Fotograma de ‘Freda’, Gessica Généus, dir. 2021. CINEUROPA.

La película haitiana Freda (2021), debut en el largometraje de ficción de la realizadora Gessica Généus, integró la selección oficial de la 74 edición del Festival Internacional de Cine de Cannes, dentro de la sección competitiva Un Certain Regard, destinada, precisamente, a visibilizar talentos emergentes y películas innovadoras. La participación del filme en este evento, uno de los espacios internacionales de legitimación más importantes del paisaje cinematográfico contemporáneo, resulta un accidente de primera magnitud. Desde 1993, cuando Raoul Peck presentó L´ hommes sur les quas, ninguna película de nacionalidad haitiana había vuelto a componer la nómina del prestigioso certamen francés.

El cine del Caribe ha sido mucho más utopía que realidad. Razones políticas, económicas y tecnológicas han limitado su desarrollo, y su presencia en los grandes circuitos internacionales de distribución y consumo. La falta de una infraestructura industrial, necesaria para desplegar una producción nacional, ha impedido que la creación fílmica de la región consiga una sistematicidad considerable. Paradójicamente, Haití resulta una de las escenas culturales del caribe que mayor número de obras cinematográficas (de significativa impronta) ha legado, aunque consumadas, por lo regular, en la diáspora.

A pesar de tantos determinismos políticos, económicos y tecnológicos, emerge hoy, en varios países del área, una filmografía (todavía fragmentaria, desde luego) que hace frente a las industrias extranjeras que capitalizan las salas nacionales y colonizan la imagen de la geografía caribeña. Ese cine nace de un fervoroso pensamiento ético, cultural y sociopolítico, apreciable en la superficie misma de unos filmes idóneos para sacudir la precariedad que golpea las realidades representadas.
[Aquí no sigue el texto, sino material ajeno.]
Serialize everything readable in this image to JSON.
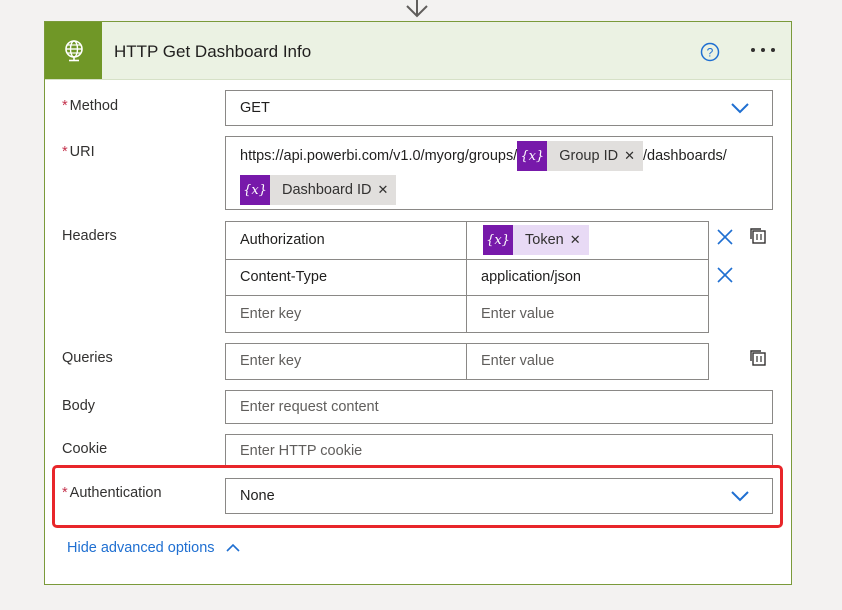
{
  "action": {
    "title": "HTTP Get Dashboard Info",
    "icon": "globe-icon",
    "accent_color": "#709727"
  },
  "fields": {
    "method": {
      "label": "Method",
      "required": true,
      "value": "GET"
    },
    "uri": {
      "label": "URI",
      "required": true,
      "text_prefix": "https://api.powerbi.com/v1.0/myorg/groups/",
      "token1": {
        "label": "Group ID",
        "fx": "{x}"
      },
      "text_middle": "/dashboards/",
      "token2": {
        "label": "Dashboard ID",
        "fx": "{x}"
      }
    },
    "headers": {
      "label": "Headers",
      "rows": [
        {
          "key": "Authorization",
          "value_token": "Token",
          "fx": "{x}"
        },
        {
          "key": "Content-Type",
          "value": "application/json"
        }
      ],
      "key_placeholder": "Enter key",
      "value_placeholder": "Enter value"
    },
    "queries": {
      "label": "Queries",
      "key_placeholder": "Enter key",
      "value_placeholder": "Enter value"
    },
    "body": {
      "label": "Body",
      "placeholder": "Enter request content"
    },
    "cookie": {
      "label": "Cookie",
      "placeholder": "Enter HTTP cookie"
    },
    "authentication": {
      "label": "Authentication",
      "required": true,
      "value": "None"
    }
  },
  "footer": {
    "hide_advanced": "Hide advanced options"
  },
  "colors": {
    "token_purple": "#7719aa",
    "link_blue": "#1f6fd1",
    "highlight_red": "#e8262a",
    "required_star": "#c4314b"
  }
}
Freda arriba a Cannes por ser obra de una inspirada sensibilidad cinematográfica, una experiencia estética a la que asiste más de una cualidad artística. Al repasar el argumento escrito por la directora se comprueba que, efectivamente, en la película persiste el carácter contingente que particulariza al cine caribeño “independiente” –independiente significa no subordinado al régimen del mercado y comprometido con la libertad creativa–. Ese cine ha estado históricamente interesado en aprehender el imaginario colectivo de su sociedad y en denunciar/encarar el estado de las cosas, lo cual ha limitado bastante la experimentación estética, subordinando ante la urgencia de la comunicación.

En Freda, sin embargo, el apego poco menos que documental al curso de la realidad, no atenta contra la inventiva específicamente fílmica, ni empobrece la creatividad. Es el síntoma de un gesto político genuino de compromiso con la Historia y la cultura, que alimenta, de manera favorable y productiva, la expresión audiovisual.
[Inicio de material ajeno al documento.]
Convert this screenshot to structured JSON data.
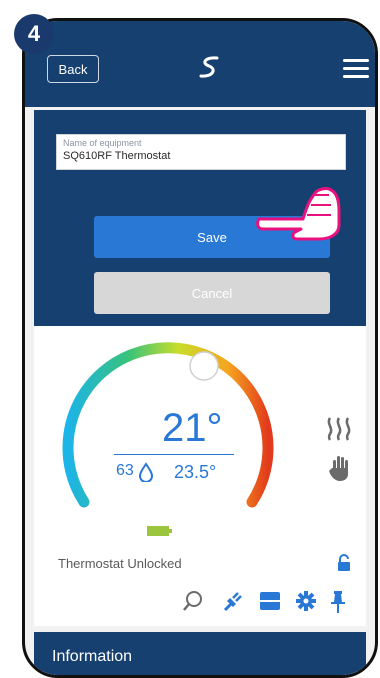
{
  "step": "4",
  "header": {
    "back_label": "Back",
    "logo_icon": "brand-s-logo-icon",
    "menu_icon": "hamburger-menu-icon"
  },
  "edit": {
    "field_label": "Name of equipment",
    "field_value": "SQ610RF Thermostat",
    "save_label": "Save",
    "cancel_label": "Cancel"
  },
  "thermostat": {
    "temperature": "21°",
    "humidity": "63",
    "current_temperature": "23.5°",
    "status": "Thermostat Unlocked",
    "icons": [
      "heating-icon",
      "manual-mode-icon",
      "battery-icon",
      "lock-icon",
      "search-icon",
      "plug-icon",
      "schedule-icon",
      "settings-icon",
      "pin-icon"
    ]
  },
  "footer": {
    "info_label": "Information"
  },
  "colors": {
    "primary": "#16406f",
    "accent": "#2a78d6",
    "highlight": "#e8117f"
  }
}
El carácter documental de la fotografía, la mirada etnográfica de la narración y los inserts de imágenes de archivo de las protestas, disturbios y manifestaciones populares acontecidos en Puerto Príncipe en 2018, responden a esa vocación política que anima a la película. Mas tales recursos se articulan en la morfología del filme como corolario de una búsqueda estética que, en el presente, renueva el semblante del cine haitiano, y del caribeño en general.

De esta búsqueda participa también, por ejemplo, la relevante película Cocote (Nelson Carlo de los Santos Arias, 2017), que aunque más enfática respecto a la experimentación con la narrativa y los códigos expositivos del cine, comparte más de una particularidad con el ejercicio fílmico emprendido por Gessica Généus: el registro de la negritud como índice de la cultura; el maridaje de los códigos de la ficción y el documental; la observación de la familia (núcleo atravesado por un sinnúmero de tensiones) como metáfora del cuerpo social; y la reflexión antropológica alrededor de la religión y el idioma en tanto marcas de autoctonía, por sólo mencionar algunas.
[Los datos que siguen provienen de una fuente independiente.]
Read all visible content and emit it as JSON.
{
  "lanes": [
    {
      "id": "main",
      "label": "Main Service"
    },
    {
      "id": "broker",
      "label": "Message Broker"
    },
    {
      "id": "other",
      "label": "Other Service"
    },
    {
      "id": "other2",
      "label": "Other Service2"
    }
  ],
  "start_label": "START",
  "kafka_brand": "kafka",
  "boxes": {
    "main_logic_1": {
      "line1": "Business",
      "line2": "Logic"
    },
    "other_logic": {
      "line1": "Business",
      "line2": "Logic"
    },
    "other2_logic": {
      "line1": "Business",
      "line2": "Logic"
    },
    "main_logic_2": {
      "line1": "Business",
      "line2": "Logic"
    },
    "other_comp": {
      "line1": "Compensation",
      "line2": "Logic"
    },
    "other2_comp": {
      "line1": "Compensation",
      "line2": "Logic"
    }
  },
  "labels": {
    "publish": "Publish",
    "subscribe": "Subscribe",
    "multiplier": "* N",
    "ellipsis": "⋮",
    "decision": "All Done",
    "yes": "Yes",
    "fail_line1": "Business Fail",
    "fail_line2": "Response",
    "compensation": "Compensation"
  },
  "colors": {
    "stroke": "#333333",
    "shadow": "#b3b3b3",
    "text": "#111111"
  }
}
Freda contempla el feroz ambiente sociopolítico que estremece a la sociedad haitiana y la suerte de una juventud marginada por un sistema social opresivo y una cultura patriarcal. El relato es, en otras palabras, un drama familiar y político que aprehende las problemáticas más urgentes de los desclasados de un país con hondas diferencias raciales, con un precario sistema educativo y una estratificación social que proyecta la experiencia de la esclavitud bajo nuevas formas.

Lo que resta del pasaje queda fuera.